Batch Inference (marius_predict)
This document contains an overview of the inference module for link prediction and node classification models trained using the configuration API. The module supports both in memory and disk-based inference.
The input test set can be be preprocessed, or can be in the raw input format and then preprocessed (partitioned, remapped and converted to binary format) before input to evaluation.
Link Prediction
Input
A configuration file for a previously trained link prediction model
A set of test edges (preprocessed or unpreprocessed)

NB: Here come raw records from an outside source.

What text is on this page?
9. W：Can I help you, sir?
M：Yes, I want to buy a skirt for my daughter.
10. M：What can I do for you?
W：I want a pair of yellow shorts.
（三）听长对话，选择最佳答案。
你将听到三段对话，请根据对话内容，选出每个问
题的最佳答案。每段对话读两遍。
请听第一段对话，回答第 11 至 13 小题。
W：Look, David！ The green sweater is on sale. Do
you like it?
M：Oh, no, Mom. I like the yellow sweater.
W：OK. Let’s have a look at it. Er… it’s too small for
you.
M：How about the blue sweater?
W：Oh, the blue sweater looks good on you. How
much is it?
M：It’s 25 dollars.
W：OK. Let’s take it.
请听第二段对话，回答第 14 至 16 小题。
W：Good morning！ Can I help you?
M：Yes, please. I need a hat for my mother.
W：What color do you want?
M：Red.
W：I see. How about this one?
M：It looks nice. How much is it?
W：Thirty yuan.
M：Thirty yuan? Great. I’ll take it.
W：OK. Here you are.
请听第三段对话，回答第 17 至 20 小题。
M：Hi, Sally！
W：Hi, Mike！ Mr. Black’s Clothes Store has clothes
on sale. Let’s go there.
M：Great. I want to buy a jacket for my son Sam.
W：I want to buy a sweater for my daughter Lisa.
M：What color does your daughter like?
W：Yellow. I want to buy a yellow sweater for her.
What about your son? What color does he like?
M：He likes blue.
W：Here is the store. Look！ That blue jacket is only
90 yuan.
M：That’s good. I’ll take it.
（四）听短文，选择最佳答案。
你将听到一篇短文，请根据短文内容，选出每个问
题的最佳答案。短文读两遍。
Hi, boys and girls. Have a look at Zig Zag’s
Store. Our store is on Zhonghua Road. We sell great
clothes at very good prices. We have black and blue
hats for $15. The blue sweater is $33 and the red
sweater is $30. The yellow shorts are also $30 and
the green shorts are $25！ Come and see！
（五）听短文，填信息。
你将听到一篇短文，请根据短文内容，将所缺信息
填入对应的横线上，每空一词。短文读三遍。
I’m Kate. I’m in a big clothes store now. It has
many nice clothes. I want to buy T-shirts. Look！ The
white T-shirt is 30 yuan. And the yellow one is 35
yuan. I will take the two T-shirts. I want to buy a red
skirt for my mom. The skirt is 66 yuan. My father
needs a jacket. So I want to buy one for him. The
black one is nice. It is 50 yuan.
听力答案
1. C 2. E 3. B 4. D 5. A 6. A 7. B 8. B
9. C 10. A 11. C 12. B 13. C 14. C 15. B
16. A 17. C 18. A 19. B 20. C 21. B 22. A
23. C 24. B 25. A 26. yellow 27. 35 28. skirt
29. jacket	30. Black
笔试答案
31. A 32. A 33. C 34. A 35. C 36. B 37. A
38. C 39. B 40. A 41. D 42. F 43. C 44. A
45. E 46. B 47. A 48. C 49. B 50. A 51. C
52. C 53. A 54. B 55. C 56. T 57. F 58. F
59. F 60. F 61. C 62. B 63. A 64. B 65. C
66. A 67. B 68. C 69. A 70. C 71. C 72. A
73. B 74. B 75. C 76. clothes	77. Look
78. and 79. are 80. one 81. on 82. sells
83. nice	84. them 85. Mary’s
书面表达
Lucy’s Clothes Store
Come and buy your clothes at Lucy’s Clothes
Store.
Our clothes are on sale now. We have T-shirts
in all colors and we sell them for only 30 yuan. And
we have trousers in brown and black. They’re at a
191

A list of metrics to compute (optional)
Negative sampling configuration (optional)
Output
Text file containing a summary of metrics for the evaluation set: <output_dir>/metrics.txt
(optional)
CSV file where each row denotes an edge, and it’s corresponding score and link prediction rank <output_dir>/scores.csv
(optional)
Example Usage
marius_predict --config configs/fb15k237.yaml --metrics mrr mr hits3 hits5 hits10 hits50 hits100 hits2129 --save_ranks --save_scores --output_dir results/`
This command takes in a trained configuration file, configs/fb15k237.yaml
, which defines a model that has been previous trained.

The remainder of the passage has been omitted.